Yes, you can add the '--verbose' flag, for the debug log output. ('crackmapexec --verbose smb' and not at the end)
@NeffIsBack thanks for the help. Here's the LDAP command with the verbose option:
└─# crackmapexec --verbose ldap 192.168.194.156 -u lian.micky -p "Passw0rd" -M maq
DEBUG:root:Passed args:
{'admin_count': False,
'aesKey': None,
'asreproast': None,
'connectback_host': None,
'continue_on_success': False,
'cred_id': [],
'darrell': False,
'domain': None,
'export': None,
'fail_limit': None,
'get_sid': False,
'gfail_limit': None,
'gmsa': False,
'groups': False,
'hash': [],
'jitter': None,
'kdcHost': None,
'kerberoasting': None,
'kerberos': False,
'list_modules': False,
'local_auth': False,
'module': 'maq',
'module_options': [],
'no_bruteforce': False,
'no_smb': False,
'password': ['Passw0rd'],
'password_not_required': False,
'port': 389,
'protocol': 'ldap',
'server': 'https',
'server_host': '0.0.0.0',
'server_port': None,
'show_module_options': False,
'target': ['192.168.194.156'],
'threads': 100,
'timeout': None,
'trusted_for_delegation': False,
'ufail_limit': None,
'use_kcache': False,
'username': ['lian.micky'],
'users': False,
'verbose': True}
DEBUG Passed args:
{'admin_count': False,
'aesKey': None,
'asreproast': None,
'connectback_host': None,
'continue_on_success': False,
'cred_id': [],
'darrell': False,
'domain': None,
'export': None,
'fail_limit': None,
'get_sid': False,
'gfail_limit': None,
'gmsa': False,
'groups': False,
'hash': [],
'jitter': None,
'kdcHost': None,
'kerberoasting': None,
'kerberos': False,
'list_modules': False,
'local_auth': False,
'module': 'maq',
'module_options': [],
'no_bruteforce': False,
'no_smb': False,
'password': ['Passw0rd'],
'password_not_required': False,
'port': 389,
'protocol': 'ldap',
'server': 'https',
'server_host': '0.0.0.0',
'server_port': None,
'show_module_options': False,
'target': ['192.168.194.156'],
'threads': 100,
'timeout': None,
'trusted_for_delegation': False,
'ufail_limit': None,
'use_kcache': False,
'username': ['lian.micky'],
'users': False,
'verbose': True}
DEBUG:asyncio:Using selector: EpollSelector
DEBUG Using selector: EpollSelector
DEBUG:root:Running
DEBUG Running
DEBUG:root:Started thread poller
DEBUG Started thread poller
DEBUG:root:Error creating SMBv1 connection to 192.168.194.156: Error occurs while reading from remote(104)

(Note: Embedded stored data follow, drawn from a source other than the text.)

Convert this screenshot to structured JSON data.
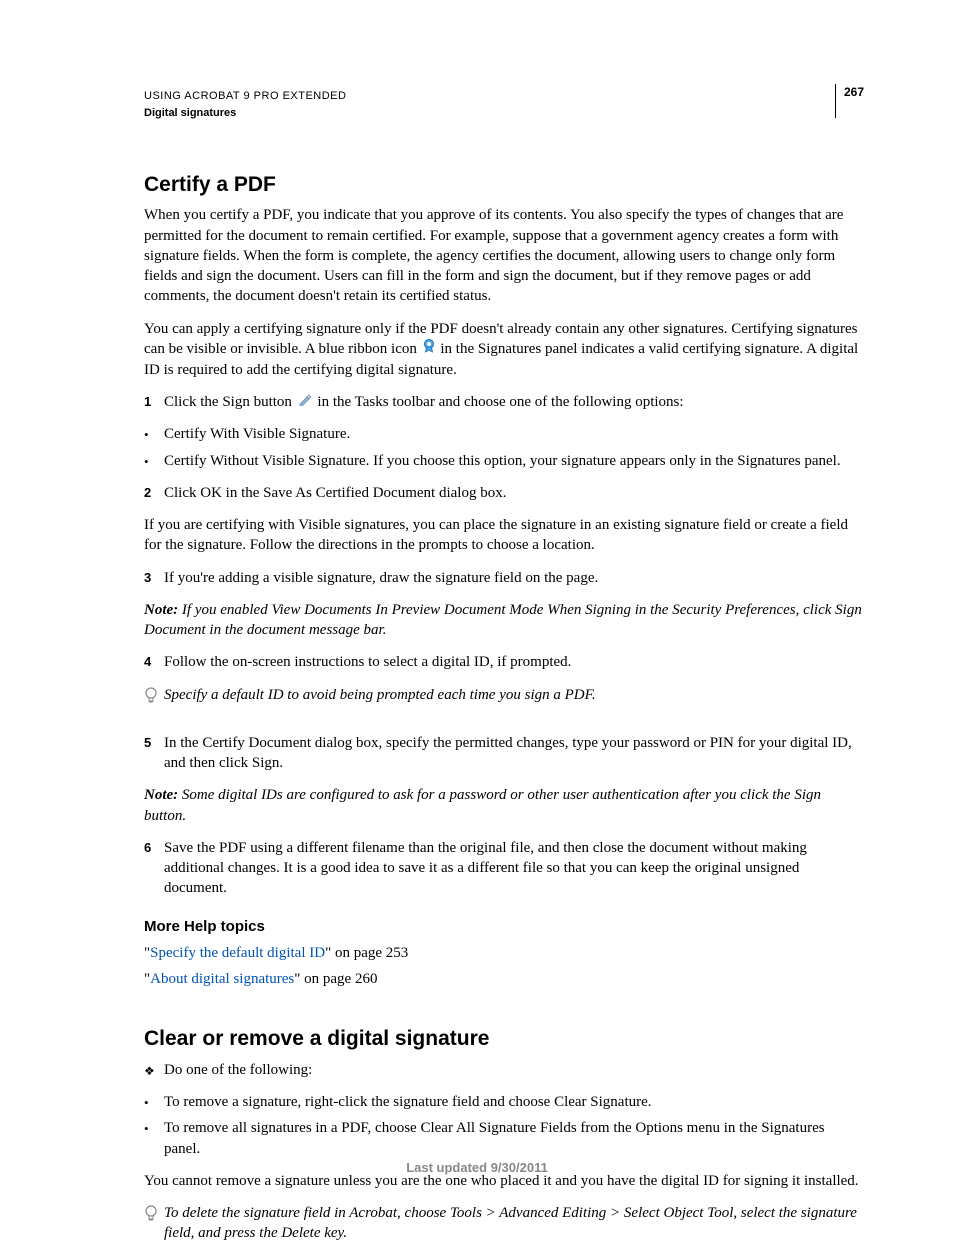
{
  "header": {
    "title": "USING ACROBAT 9 PRO EXTENDED",
    "subtitle": "Digital signatures",
    "page_number": "267"
  },
  "section1": {
    "heading": "Certify a PDF",
    "p1": "When you certify a PDF, you indicate that you approve of its contents. You also specify the types of changes that are permitted for the document to remain certified. For example, suppose that a government agency creates a form with signature fields. When the form is complete, the agency certifies the document, allowing users to change only form fields and sign the document. Users can fill in the form and sign the document, but if they remove pages or add comments, the document doesn't retain its certified status.",
    "p2a": "You can apply a certifying signature only if the PDF doesn't already contain any other signatures. Certifying signatures can be visible or invisible. A blue ribbon icon ",
    "p2b": " in the Signatures panel indicates a valid certifying signature. A digital ID is required to add the certifying digital signature.",
    "step1a": "Click the Sign button ",
    "step1b": " in the Tasks toolbar and choose one of the following options:",
    "bullet1": "Certify With Visible Signature.",
    "bullet2": "Certify Without Visible Signature. If you choose this option, your signature appears only in the Signatures panel.",
    "step2": "Click OK in the Save As Certified Document dialog box.",
    "p3": "If you are certifying with Visible signatures, you can place the signature in an existing signature field or create a field for the signature. Follow the directions in the prompts to choose a location.",
    "step3": "If you're adding a visible signature, draw the signature field on the page.",
    "note1_label": "Note: ",
    "note1_body": "If you enabled View Documents In Preview Document Mode When Signing in the Security Preferences, click Sign Document in the document message bar.",
    "step4": "Follow the on-screen instructions to select a digital ID, if prompted.",
    "tip1": "Specify a default ID to avoid being prompted each time you sign a PDF.",
    "step5": "In the Certify Document dialog box, specify the permitted changes, type your password or PIN for your digital ID, and then click Sign.",
    "note2_label": "Note: ",
    "note2_body": "Some digital IDs are configured to ask for a password or other user authentication after you click the Sign button.",
    "step6": "Save the PDF using a different filename than the original file, and then close the document without making additional changes. It is a good idea to save it as a different file so that you can keep the original unsigned document."
  },
  "morehelp": {
    "heading": "More Help topics",
    "link1_text": "Specify the default digital ID",
    "link1_suffix": "\" on page 253",
    "link2_text": "About digital signatures",
    "link2_suffix": "\" on page 260"
  },
  "section2": {
    "heading": "Clear or remove a digital signature",
    "diamond1": "Do one of the following:",
    "bullet1": "To remove a signature, right-click the signature field and choose Clear Signature.",
    "bullet2": "To remove all signatures in a PDF, choose Clear All Signature Fields from the Options menu in the Signatures panel.",
    "p1": "You cannot remove a signature unless you are the one who placed it and you have the digital ID for signing it installed.",
    "tip1": "To delete the signature field in Acrobat, choose Tools > Advanced Editing > Select Object Tool, select the signature field, and press the Delete key."
  },
  "footer": {
    "text": "Last updated 9/30/2011"
  }
}
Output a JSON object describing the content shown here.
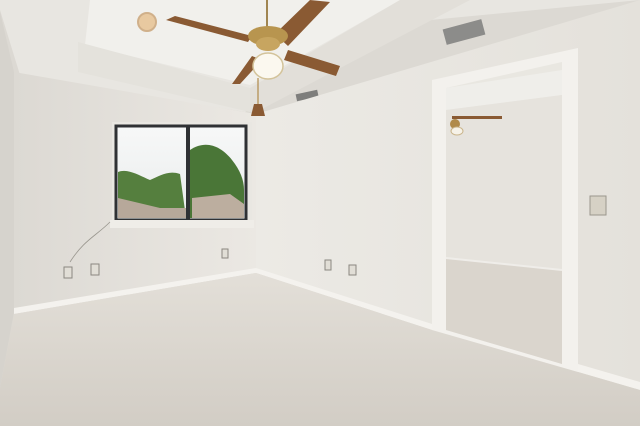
{
  "scene": {
    "kind": "empty carpeted room photo",
    "palette": {
      "wall": "#e9e6e0",
      "wall_shadow": "#d9d6cf",
      "ceiling": "#efede8",
      "carpet": "#d9d5ce",
      "trim": "#f3f1ed",
      "fan_wood": "#8a5a33",
      "fan_brass": "#b08a4a",
      "window_frame": "#2f3134",
      "sky": "#f4f6f7",
      "trees": "#4f7a3b"
    }
  }
}
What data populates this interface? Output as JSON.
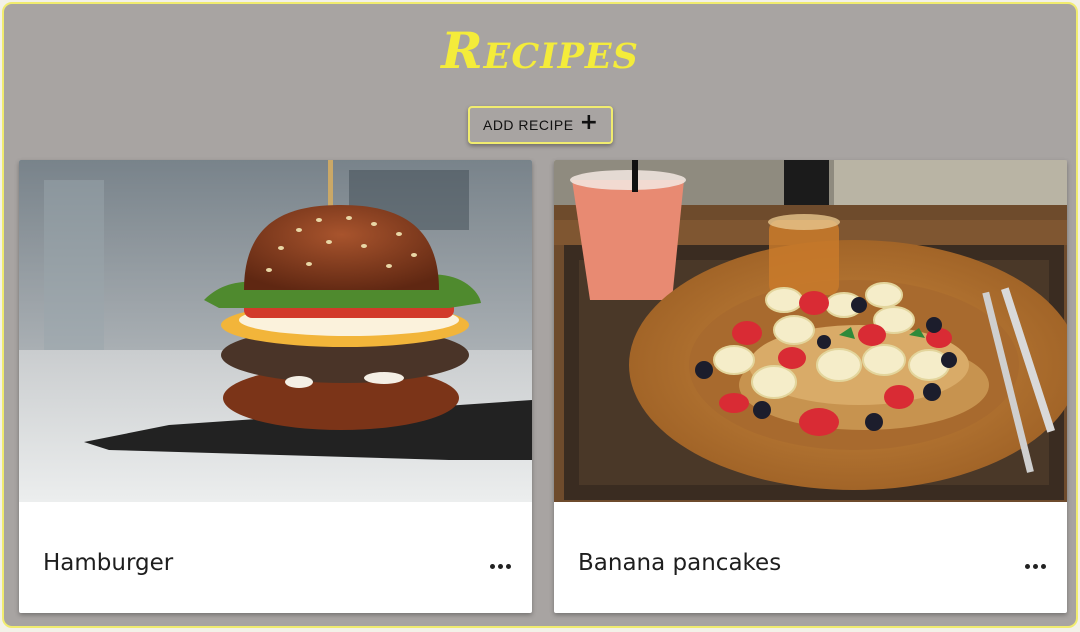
{
  "header": {
    "title": "Recipes",
    "add_button_label": "ADD RECIPE"
  },
  "recipes": [
    {
      "name": "Hamburger",
      "image": "hamburger-photo",
      "menu_icon": "more-horizontal-icon"
    },
    {
      "name": "Banana pancakes",
      "image": "banana-pancakes-photo",
      "menu_icon": "more-horizontal-icon"
    }
  ],
  "colors": {
    "background": "#a8a4a2",
    "accent": "#f4ec3a",
    "border": "#f1ec6f",
    "card": "#ffffff"
  }
}
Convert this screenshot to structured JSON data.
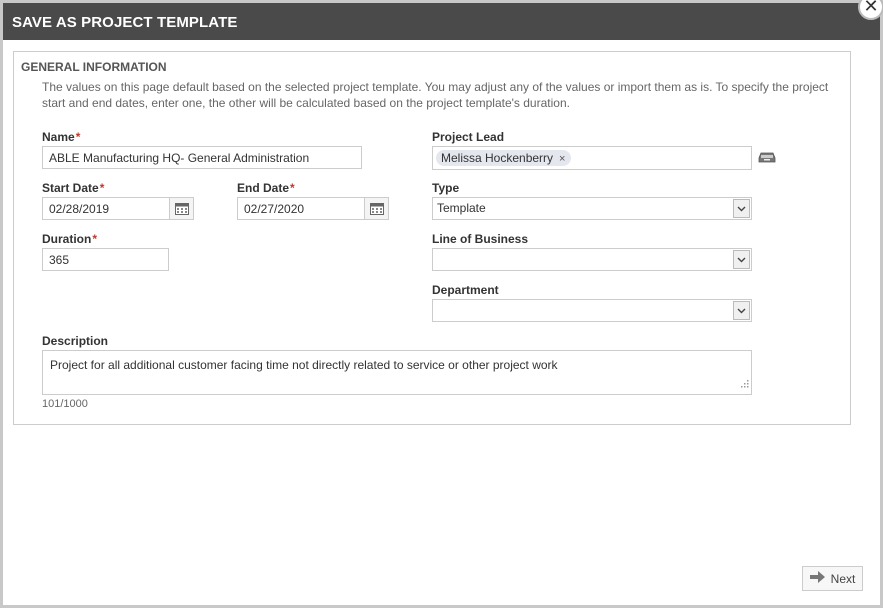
{
  "dialog": {
    "title": "SAVE AS PROJECT TEMPLATE",
    "close_symbol": "✕"
  },
  "section": {
    "title": "GENERAL INFORMATION",
    "intro": "The values on this page default based on the selected project template. You may adjust any of the values or import them as is. To specify the project start and end dates, enter one, the other will be calculated based on the project template's duration."
  },
  "form": {
    "name": {
      "label": "Name",
      "required_mark": "*",
      "value": "ABLE Manufacturing HQ- General Administration"
    },
    "start_date": {
      "label": "Start Date",
      "required_mark": "*",
      "value": "02/28/2019"
    },
    "end_date": {
      "label": "End Date",
      "required_mark": "*",
      "value": "02/27/2020"
    },
    "duration": {
      "label": "Duration",
      "required_mark": "*",
      "value": "365"
    },
    "project_lead": {
      "label": "Project Lead",
      "token": "Melissa Hockenberry",
      "token_remove": "×"
    },
    "type": {
      "label": "Type",
      "value": "Template"
    },
    "line_of_business": {
      "label": "Line of Business",
      "value": ""
    },
    "department": {
      "label": "Department",
      "value": ""
    },
    "description": {
      "label": "Description",
      "value": "Project for all additional customer facing time not directly related to service or other project work",
      "counter": "101/1000"
    }
  },
  "footer": {
    "next_label": "Next"
  },
  "icons": {
    "calendar": "calendar-icon",
    "lookup": "address-book-icon",
    "dropdown": "chevron-down-icon",
    "next": "arrow-right-icon"
  }
}
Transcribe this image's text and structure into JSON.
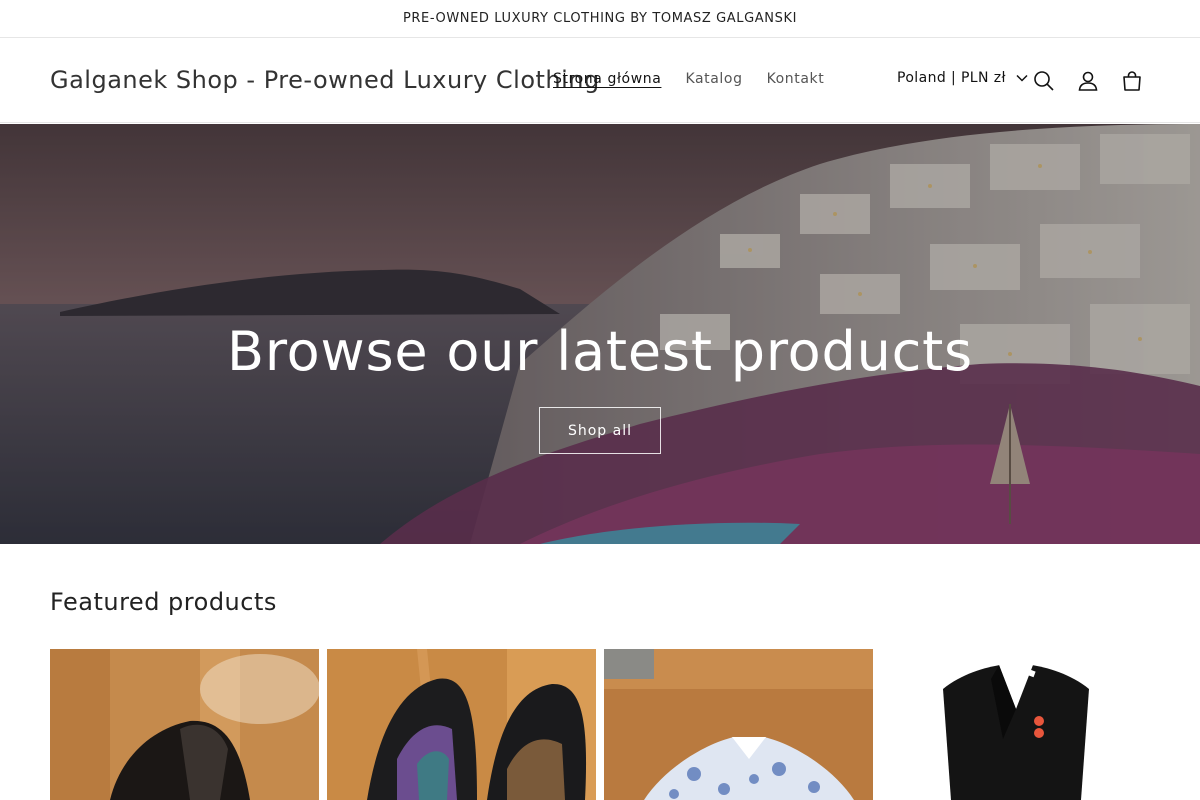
{
  "announcement": {
    "text": "PRE-OWNED LUXURY CLOTHING BY TOMASZ GALGANSKI"
  },
  "header": {
    "logo": "Galganek Shop - Pre-owned Luxury Clothing",
    "nav": [
      {
        "label": "Strona główna",
        "active": true
      },
      {
        "label": "Katalog",
        "active": false
      },
      {
        "label": "Kontakt",
        "active": false
      }
    ],
    "localization": "Poland | PLN zł",
    "icons": [
      "search-icon",
      "account-icon",
      "cart-icon"
    ]
  },
  "hero": {
    "title": "Browse our latest products",
    "button_label": "Shop all"
  },
  "featured": {
    "title": "Featured products",
    "products": [
      {
        "image": "leather-jacket-photo"
      },
      {
        "image": "sneakers-photo"
      },
      {
        "image": "patterned-shirt-photo"
      },
      {
        "image": "black-blazer-photo"
      }
    ]
  },
  "colors": {
    "text": "#121212",
    "border": "#e6e6e6",
    "hero_overlay": "#000000"
  }
}
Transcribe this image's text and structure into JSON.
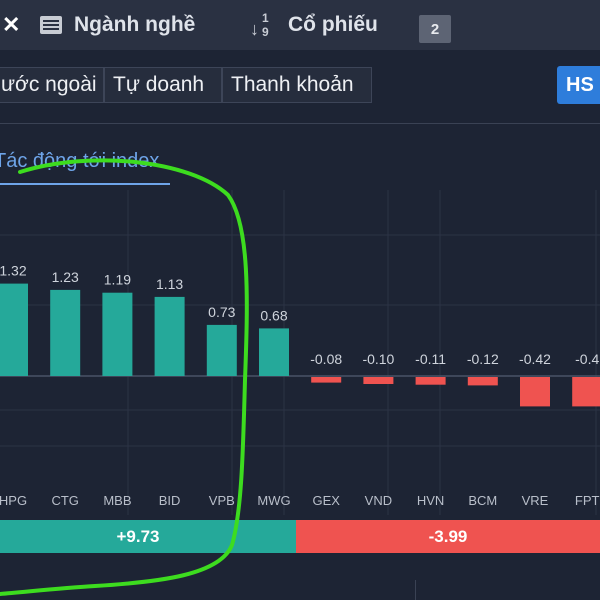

DEBUG Error creating SMBv1 connection to 192.168.194.156: Error occurs while reading from remote(104)
DEBUG:impacket:Connecting to 192.168.194.156, port 389, SSL False
DEBUG Connecting to 192.168.194.156, port 389, SSL False
DEBUG:root:Error creating SMBv1 connection to 192.168.194.156: Error occurs while reading from remote(104)
DEBUG Error creating SMBv1 connection to 192.168.194.156: Error occurs while reading from remote(104)
SMB 192.168.194.156 445 DC [*] Windows 10.0 Build 20348 x64 (name:DC) (domain:bank.local) (signing:True) (SMBv1:False)
DEBUG:impacket:Connecting to DC.bank.local, port 389, SSL False
DEBUG Connecting to DC.bank.local, port 389, SSL False
LDAP 192.168.194.156 445 DC [-] bank.local\lian.micky:Passw0rd Error connecting to the domain, are you sure LDAP service is running on the target ?
DEBUG:root:Stopped thread poller
DEBUG Stopped thread poller
@init5-SF What's your /etc/resolv.conf? I have this problem if I'm connected to a VPN or something that is inserting nameservers above the one for my lab, which could be the same issue here.
When I disconnect, it connects via LDAP fine. Also the module is "MAQ" (all capitals), not sure if that matters.